Economics and Crime in the States
Economic Review, Vol. 84, No. 1, 1999
Polls identify crime as the number one public worry. Crime also exacts tremendous costs not factored into official measures of well-being, and it is a favorite subject of political campaign promises. However, the public seems largely unaware that crime responds to economic conditions and incentives and that the results of a substantial body of work by economists have important implications for public policy.
This article introduces the economics and crime literature by describing a simple supply-and-demand crime model in which criminals supply crime, the public demands protection from crime, and the government provides public protection. The author uses the model to show how crime responds to a variety of demographic and economic factors and also what results to expect from public policy proposals.
Using state data from 1971 to 1994, the article outlines broad regional differences and trends in the patterns of crime in the United States. While the nation in the 1990s has seen crime fall dramatically in almost all categories, not all regions have benefited equally.

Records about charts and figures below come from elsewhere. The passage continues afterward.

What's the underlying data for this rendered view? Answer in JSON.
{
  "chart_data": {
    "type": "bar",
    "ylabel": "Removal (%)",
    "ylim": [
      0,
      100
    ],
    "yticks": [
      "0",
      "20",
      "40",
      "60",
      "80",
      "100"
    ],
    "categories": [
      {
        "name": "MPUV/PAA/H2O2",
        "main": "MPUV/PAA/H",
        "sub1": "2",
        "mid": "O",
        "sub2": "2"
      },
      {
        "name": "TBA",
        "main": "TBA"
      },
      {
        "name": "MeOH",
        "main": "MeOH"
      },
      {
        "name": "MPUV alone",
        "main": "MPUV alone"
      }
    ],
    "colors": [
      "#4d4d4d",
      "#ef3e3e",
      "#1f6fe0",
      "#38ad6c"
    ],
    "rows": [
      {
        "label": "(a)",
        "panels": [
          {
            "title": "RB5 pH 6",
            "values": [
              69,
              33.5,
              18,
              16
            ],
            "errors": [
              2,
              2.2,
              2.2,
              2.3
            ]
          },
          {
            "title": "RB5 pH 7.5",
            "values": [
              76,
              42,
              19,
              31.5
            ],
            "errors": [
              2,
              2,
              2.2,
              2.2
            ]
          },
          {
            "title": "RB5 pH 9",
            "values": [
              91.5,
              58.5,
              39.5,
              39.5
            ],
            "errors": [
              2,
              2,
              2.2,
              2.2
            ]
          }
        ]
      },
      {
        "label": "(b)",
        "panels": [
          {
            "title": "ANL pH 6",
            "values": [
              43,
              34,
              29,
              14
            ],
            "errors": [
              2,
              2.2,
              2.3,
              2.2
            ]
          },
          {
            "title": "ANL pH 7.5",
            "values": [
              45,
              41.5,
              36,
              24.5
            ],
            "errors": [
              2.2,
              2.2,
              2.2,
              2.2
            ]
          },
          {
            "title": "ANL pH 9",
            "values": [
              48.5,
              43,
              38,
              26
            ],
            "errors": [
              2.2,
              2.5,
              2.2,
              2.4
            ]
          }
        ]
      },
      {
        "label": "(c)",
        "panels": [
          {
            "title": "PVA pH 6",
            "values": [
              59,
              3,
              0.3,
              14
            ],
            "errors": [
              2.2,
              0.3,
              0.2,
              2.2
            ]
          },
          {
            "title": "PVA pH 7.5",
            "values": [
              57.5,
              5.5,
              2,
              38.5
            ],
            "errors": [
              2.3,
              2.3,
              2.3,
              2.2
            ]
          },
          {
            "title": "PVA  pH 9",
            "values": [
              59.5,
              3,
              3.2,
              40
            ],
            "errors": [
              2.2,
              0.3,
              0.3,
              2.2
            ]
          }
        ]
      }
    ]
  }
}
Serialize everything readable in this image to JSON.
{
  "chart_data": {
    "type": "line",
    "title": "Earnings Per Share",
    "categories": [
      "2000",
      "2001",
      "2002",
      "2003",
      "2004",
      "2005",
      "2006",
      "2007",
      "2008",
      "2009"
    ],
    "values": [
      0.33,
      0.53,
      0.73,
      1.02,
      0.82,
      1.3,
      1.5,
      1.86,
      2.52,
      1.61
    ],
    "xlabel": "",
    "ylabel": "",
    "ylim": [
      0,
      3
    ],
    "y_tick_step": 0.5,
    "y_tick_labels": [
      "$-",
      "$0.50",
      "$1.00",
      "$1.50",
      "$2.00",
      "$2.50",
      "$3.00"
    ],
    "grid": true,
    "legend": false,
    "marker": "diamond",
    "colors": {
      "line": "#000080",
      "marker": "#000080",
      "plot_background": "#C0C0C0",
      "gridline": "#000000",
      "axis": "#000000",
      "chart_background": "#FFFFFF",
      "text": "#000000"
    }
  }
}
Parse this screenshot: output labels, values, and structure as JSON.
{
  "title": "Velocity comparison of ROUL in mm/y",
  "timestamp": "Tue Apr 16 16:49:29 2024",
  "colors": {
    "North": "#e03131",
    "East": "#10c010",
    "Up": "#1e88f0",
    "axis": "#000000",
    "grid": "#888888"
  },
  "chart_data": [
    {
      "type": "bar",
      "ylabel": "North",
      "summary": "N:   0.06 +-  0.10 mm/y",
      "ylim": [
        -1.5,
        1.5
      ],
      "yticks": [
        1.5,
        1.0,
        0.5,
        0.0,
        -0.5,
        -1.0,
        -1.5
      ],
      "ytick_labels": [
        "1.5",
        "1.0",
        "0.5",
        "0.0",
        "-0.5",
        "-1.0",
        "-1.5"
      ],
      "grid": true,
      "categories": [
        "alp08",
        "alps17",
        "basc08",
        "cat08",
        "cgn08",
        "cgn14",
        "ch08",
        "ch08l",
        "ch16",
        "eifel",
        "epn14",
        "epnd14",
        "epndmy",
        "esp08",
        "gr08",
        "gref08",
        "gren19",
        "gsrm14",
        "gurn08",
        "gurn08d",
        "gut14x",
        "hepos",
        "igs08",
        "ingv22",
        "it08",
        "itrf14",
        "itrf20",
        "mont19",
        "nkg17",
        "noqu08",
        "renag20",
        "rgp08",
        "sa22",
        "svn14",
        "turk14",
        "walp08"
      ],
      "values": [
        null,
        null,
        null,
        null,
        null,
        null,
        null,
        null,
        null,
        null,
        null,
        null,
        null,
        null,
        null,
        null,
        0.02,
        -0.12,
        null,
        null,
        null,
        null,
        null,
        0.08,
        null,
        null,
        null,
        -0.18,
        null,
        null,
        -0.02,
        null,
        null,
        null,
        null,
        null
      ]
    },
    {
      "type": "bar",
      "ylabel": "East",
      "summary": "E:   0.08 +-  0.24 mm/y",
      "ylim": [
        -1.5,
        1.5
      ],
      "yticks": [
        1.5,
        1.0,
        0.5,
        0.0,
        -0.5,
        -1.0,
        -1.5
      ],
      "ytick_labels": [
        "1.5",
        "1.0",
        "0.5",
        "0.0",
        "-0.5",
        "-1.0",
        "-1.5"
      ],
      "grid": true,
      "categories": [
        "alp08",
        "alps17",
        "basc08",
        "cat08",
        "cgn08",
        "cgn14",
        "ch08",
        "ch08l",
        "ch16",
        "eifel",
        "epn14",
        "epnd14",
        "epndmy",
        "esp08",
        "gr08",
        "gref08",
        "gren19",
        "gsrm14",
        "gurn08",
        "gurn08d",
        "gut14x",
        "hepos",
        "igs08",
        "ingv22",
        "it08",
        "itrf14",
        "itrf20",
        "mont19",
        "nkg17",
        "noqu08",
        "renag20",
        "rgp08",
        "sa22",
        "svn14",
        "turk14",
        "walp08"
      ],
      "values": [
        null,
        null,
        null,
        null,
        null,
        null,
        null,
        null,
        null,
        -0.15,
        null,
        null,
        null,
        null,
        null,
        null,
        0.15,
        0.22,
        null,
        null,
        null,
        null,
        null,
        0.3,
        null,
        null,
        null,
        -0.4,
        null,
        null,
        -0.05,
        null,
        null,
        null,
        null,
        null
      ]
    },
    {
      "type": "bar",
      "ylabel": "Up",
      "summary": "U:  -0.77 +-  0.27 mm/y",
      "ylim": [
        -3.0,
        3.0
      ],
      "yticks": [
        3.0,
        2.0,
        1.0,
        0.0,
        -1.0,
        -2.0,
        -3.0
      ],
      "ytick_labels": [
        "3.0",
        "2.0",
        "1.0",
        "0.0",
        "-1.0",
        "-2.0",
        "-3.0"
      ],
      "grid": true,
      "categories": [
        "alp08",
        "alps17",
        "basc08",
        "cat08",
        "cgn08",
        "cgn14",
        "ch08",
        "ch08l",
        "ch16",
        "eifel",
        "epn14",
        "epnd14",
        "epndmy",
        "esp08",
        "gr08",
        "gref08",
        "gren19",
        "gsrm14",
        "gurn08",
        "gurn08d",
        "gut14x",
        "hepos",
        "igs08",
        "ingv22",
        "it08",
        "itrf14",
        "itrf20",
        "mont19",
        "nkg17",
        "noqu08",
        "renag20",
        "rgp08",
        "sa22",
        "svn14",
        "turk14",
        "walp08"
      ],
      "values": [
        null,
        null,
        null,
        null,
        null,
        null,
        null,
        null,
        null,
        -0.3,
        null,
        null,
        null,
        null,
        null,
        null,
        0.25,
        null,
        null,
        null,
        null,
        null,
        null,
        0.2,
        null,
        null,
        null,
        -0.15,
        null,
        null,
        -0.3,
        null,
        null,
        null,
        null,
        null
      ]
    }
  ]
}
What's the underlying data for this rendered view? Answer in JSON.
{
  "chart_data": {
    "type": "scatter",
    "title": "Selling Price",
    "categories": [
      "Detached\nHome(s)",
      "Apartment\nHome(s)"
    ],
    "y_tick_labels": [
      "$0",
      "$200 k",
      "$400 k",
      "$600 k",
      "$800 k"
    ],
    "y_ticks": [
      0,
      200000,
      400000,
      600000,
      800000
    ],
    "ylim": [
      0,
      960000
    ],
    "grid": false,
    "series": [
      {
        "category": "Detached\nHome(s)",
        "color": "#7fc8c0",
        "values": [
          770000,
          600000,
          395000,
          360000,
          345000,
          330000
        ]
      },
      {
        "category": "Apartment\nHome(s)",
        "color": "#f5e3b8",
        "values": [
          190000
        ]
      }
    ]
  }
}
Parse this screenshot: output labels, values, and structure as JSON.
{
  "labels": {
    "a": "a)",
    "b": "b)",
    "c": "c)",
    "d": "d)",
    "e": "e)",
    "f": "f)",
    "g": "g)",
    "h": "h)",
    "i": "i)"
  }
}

In particular, southeastern states have seen distinct worsening in crime rates relative to other regions.
The author subjects the data to a more in-depth treatment using a panel regression approach that estimates the effects of demographic and economic variables on crime. The results mirror some found by others but also highlight serious issues vexing the empirical literature. Generally, the demographic and economic variables explain crime rather well, and estimates for the most part conform to the economic model of crime.